March 29, 2024

Should British surrogates be paid?

The law needs an overhaul, but the solutions will probably not include commercial surrogacy.

Sydney Morning Herald /Simon Bosch    

There appears to be significant support for an overhaul of UK surrogacy laws. Earlier this week the UK Working Group on Surrogacy Law Reform published a report with various recommendations. Interestingly, these did not include a US style commercial model of surrogacy. According to a press release published with the report,

“The existing [legislative] model is not perfect, but it does provide a workable basis from which improvements can be made, and there are aspects of the existing law which should be retained. The retention of altruistic surrogacy in the UK is also aligned with public policy governing other areas of assisted reproduction in the UK, including gamete donation.”

In an article in the Guardian this week, a woman who used a surrogate mother to have her twins four years ago spoke of the importance of keeping surrogacy altruistic. “We must avoid reforms that would embed a commercial approach: contracts, transactions, profiteering”, said Natalie Smith, 34. The surrogate who bore Smith’s babies, Jenny French, 28, agrees: “Surrogacy is about friendship,” she said.
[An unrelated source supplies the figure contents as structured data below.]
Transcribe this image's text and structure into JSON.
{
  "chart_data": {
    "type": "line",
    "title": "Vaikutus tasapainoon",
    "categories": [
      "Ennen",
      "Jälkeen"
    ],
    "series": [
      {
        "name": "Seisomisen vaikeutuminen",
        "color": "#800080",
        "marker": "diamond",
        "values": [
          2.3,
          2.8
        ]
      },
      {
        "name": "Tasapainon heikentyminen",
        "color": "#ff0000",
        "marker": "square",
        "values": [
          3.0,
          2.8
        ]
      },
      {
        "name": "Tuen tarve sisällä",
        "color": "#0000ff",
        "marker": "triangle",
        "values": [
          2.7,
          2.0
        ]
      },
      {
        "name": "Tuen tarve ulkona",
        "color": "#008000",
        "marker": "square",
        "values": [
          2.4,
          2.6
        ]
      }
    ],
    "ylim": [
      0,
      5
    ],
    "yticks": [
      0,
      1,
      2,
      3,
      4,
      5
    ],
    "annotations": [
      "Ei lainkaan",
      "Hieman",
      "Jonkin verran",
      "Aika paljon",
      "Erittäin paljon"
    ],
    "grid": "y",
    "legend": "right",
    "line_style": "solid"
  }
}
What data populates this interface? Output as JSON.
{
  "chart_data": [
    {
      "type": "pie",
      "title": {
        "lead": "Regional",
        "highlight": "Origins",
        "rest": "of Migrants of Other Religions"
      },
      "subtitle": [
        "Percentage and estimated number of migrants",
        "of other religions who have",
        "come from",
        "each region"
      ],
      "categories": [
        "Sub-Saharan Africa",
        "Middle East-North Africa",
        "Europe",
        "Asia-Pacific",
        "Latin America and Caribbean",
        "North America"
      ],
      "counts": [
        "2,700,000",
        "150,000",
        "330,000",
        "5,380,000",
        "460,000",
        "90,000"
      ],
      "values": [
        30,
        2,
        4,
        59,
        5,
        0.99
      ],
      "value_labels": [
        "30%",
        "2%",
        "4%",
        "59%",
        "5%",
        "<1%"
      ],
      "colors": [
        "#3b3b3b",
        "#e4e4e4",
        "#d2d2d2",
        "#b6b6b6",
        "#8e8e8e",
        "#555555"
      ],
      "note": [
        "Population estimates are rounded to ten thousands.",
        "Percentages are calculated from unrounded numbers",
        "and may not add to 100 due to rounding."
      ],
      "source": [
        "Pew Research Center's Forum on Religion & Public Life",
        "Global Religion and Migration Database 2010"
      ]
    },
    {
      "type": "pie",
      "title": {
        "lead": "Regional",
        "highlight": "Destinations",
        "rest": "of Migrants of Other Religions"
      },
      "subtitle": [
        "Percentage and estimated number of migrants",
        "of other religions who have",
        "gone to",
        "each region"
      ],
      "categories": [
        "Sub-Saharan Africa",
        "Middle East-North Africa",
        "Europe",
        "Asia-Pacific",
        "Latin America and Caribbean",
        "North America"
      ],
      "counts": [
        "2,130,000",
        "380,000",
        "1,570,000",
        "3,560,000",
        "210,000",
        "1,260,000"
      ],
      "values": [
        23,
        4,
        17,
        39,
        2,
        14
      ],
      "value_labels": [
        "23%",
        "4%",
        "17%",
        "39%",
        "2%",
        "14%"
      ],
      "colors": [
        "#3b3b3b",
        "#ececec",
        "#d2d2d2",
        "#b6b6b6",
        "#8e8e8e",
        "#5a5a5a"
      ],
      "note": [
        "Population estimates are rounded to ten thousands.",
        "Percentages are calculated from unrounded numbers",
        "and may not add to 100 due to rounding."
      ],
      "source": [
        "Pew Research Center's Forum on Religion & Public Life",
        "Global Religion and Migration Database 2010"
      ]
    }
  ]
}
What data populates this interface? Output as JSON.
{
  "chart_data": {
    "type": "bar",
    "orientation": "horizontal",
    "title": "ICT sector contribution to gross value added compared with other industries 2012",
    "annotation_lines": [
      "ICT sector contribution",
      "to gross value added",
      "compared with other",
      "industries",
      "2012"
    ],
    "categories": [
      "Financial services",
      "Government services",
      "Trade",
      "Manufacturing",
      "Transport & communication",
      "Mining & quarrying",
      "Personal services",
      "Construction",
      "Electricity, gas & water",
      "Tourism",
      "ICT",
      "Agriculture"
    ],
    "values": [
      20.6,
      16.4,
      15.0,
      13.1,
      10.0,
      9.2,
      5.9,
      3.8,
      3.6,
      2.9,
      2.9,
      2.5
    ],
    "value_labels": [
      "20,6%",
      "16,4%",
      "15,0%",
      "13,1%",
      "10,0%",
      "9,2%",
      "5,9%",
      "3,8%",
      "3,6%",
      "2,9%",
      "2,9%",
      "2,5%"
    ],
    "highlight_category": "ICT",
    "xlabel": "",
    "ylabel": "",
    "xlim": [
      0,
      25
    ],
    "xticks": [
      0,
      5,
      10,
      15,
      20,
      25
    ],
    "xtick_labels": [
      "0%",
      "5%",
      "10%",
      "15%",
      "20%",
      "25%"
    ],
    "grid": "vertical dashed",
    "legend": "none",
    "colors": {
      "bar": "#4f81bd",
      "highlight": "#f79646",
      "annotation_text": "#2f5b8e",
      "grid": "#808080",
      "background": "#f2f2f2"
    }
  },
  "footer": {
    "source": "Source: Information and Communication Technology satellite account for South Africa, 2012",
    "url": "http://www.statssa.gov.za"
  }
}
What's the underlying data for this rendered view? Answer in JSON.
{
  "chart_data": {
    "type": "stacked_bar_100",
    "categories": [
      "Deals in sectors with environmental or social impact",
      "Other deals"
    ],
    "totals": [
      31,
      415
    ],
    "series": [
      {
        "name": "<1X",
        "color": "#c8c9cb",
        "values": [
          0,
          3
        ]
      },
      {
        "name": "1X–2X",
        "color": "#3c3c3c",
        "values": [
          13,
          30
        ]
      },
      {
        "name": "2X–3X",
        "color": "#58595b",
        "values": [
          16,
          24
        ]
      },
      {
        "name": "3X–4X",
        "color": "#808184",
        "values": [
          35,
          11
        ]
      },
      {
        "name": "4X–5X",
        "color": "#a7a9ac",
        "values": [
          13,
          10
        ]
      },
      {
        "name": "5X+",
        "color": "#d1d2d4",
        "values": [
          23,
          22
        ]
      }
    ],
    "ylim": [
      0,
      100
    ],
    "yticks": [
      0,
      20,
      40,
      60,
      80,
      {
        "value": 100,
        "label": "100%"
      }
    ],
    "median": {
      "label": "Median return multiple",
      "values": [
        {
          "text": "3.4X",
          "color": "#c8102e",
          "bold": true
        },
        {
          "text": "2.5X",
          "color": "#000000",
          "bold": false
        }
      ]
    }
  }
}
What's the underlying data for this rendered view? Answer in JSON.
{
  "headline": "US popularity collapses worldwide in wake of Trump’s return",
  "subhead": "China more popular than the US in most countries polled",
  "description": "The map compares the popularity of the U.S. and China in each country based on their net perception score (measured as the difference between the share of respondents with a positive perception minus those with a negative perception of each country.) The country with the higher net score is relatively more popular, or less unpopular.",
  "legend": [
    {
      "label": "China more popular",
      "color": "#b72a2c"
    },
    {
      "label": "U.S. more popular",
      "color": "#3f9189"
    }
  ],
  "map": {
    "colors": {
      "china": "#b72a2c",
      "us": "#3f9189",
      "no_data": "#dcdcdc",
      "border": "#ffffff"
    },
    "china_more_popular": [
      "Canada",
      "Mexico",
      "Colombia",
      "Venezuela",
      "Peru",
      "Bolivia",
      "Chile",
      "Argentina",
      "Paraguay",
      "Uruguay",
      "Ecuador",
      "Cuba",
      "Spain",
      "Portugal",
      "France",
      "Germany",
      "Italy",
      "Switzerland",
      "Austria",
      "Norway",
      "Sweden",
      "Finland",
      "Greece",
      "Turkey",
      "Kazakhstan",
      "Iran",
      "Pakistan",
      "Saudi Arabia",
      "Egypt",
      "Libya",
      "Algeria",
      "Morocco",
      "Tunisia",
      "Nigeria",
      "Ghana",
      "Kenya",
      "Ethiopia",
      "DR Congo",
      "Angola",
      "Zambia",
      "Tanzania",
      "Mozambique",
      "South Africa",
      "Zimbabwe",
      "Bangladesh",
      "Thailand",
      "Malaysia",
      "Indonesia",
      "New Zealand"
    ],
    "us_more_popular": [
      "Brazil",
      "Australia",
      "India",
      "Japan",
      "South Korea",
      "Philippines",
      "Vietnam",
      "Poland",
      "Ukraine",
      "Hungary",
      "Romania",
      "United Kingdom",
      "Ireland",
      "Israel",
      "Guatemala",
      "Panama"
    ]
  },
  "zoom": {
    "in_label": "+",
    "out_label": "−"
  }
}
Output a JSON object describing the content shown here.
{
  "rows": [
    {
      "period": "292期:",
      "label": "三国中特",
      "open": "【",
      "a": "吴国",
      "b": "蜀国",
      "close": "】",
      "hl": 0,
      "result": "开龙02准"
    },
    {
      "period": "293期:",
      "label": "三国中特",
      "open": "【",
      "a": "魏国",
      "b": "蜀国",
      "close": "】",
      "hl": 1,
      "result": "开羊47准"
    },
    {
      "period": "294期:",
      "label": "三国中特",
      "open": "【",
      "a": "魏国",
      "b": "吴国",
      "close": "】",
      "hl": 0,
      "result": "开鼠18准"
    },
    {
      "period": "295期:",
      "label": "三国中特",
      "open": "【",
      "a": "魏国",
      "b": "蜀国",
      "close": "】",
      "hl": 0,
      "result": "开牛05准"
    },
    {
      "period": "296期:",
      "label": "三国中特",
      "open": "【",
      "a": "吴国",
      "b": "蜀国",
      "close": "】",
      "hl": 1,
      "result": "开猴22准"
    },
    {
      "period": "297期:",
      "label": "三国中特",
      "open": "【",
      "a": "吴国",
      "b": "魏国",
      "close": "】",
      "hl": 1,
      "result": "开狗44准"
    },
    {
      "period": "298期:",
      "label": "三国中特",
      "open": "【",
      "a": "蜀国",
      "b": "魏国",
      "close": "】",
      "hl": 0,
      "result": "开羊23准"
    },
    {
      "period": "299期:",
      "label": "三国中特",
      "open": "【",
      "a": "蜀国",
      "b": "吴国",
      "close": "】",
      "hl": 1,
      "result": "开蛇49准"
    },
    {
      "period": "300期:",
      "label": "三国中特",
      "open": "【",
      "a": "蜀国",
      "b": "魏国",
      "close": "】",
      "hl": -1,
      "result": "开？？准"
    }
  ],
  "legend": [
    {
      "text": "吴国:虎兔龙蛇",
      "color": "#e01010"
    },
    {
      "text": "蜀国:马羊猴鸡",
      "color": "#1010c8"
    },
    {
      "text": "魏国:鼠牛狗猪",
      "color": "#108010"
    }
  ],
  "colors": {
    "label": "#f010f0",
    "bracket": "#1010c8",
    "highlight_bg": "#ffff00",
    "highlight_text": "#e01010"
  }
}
French is also expressed concerns about where the money would go if surrogacy were commercialised: “It won’t be the surrogates who get the money, it will be the lawyers and the agents”.

UK fertility law expert Natalie Gamble believes that the law should be changed, and that the UK should adopt a Californian commercial surrogacy model.  According to Gamble this would create a more “structured” and “transparent” surrogacy system.